You are a world-class general knowledge expert with a very high IQ. You understand Bangla and English languages and can do complex calculations and find answers.

Context Prompt

Each question was fed into the LLMs using the following structured format:

Question: {question}
A: {option_1}
B: {option_2}
C: {option_3}
D: {option_4}

Please provide the answer inside <Answer>YOUR ANSWER HERE</Answer>. Answer will be ONLY A/B/C/D, no other explanation is required.

Scoring

The models' answers were evaluated against the correct answers from the dataset.

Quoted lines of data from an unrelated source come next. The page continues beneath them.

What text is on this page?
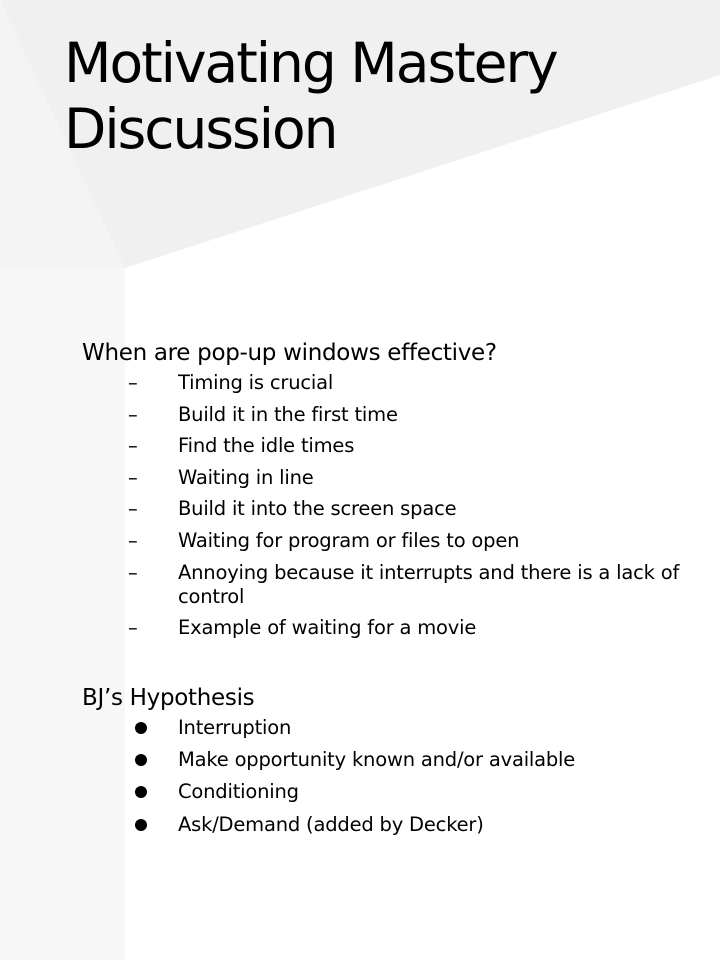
Motivating Mastery Discussion

When are pop-up windows effective?

– Timing is crucial
– Build it in the first time
– Find the idle times
– Waiting in line
– Build it into the screen space
– Waiting for program or files to open
– Annoying because it interrupts and there is a lack of control
– Example of waiting for a movie

BJ’s Hypothesis

Interruption
Make opportunity known and/or available
Conditioning
Ask/Demand (added by Decker)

The accuracy was calculated as:

Accuracy = (Number of Correct Answers / Total Questions) * 100

Results

Overall Accuracy

Model Accuracy (%)
DEEP_SEEK 79.50
OPEN_AI 61.50
GEMINI 59.50
LLAMA 52.50

Subject-Wise Accuracy

Subject DEEP_SEEK OPEN_AI GEMINI LLAMA
Bangla Language 85.71 61.90 61.90 57.14
Bangla Literature 71.43 42.86 21.43 42.86
Bangladesh Affairs 56.76 40.54 40.54 43.24
Computer and IT 50.00 50.00 50.00 0.00
English Language 85.71 78.57 78.57 75.00
English Literature 100.00 75.00 50.00 75.00
General Science 89.29 82.14 78.57 35.71
International Affairs 87.88 78.79 75.76 78.79
Mathematical Reasoning 81.82 42.42 48.48 33.33

Repository Contents

  • data/: Contains the dataset of 3000 BCS questions and answers.
  • code/: Includes scripts used for feeding prompts to the models and collecting responses.
  • results/: Contains detailed results, including per-question analysis.
  • notebooks/: Jupyter notebooks used for analysis and visualization.

How to Use

  1. Clone this repository:
    git clone https://github.com/your_username/bangla-llm-evaluation.git

Findings

  • DEEP_SEEK is the most accurate model for Bangla questions, achieving an overall accuracy of 79.50%.
  • Mathematical reasoning proved challenging for all models except DEEP_SEEK.
  • LLAMA struggled the most with Bangla-specific subjects, especially in Computer and IT.

Future Work

  • Expanding the dataset to include all 3000 questions.
  • Testing additional LLMs for comparison.
  • Improving prompts to enhance model performance.
  • Evaluating the models' reasoning capabilities with explanations for their answers.

Contributions

Contributions to improve the methodology or add new models are welcome! Please fork the repository and submit a pull request.

License

This project is licensed under the MIT License. See the LICENSE file for details.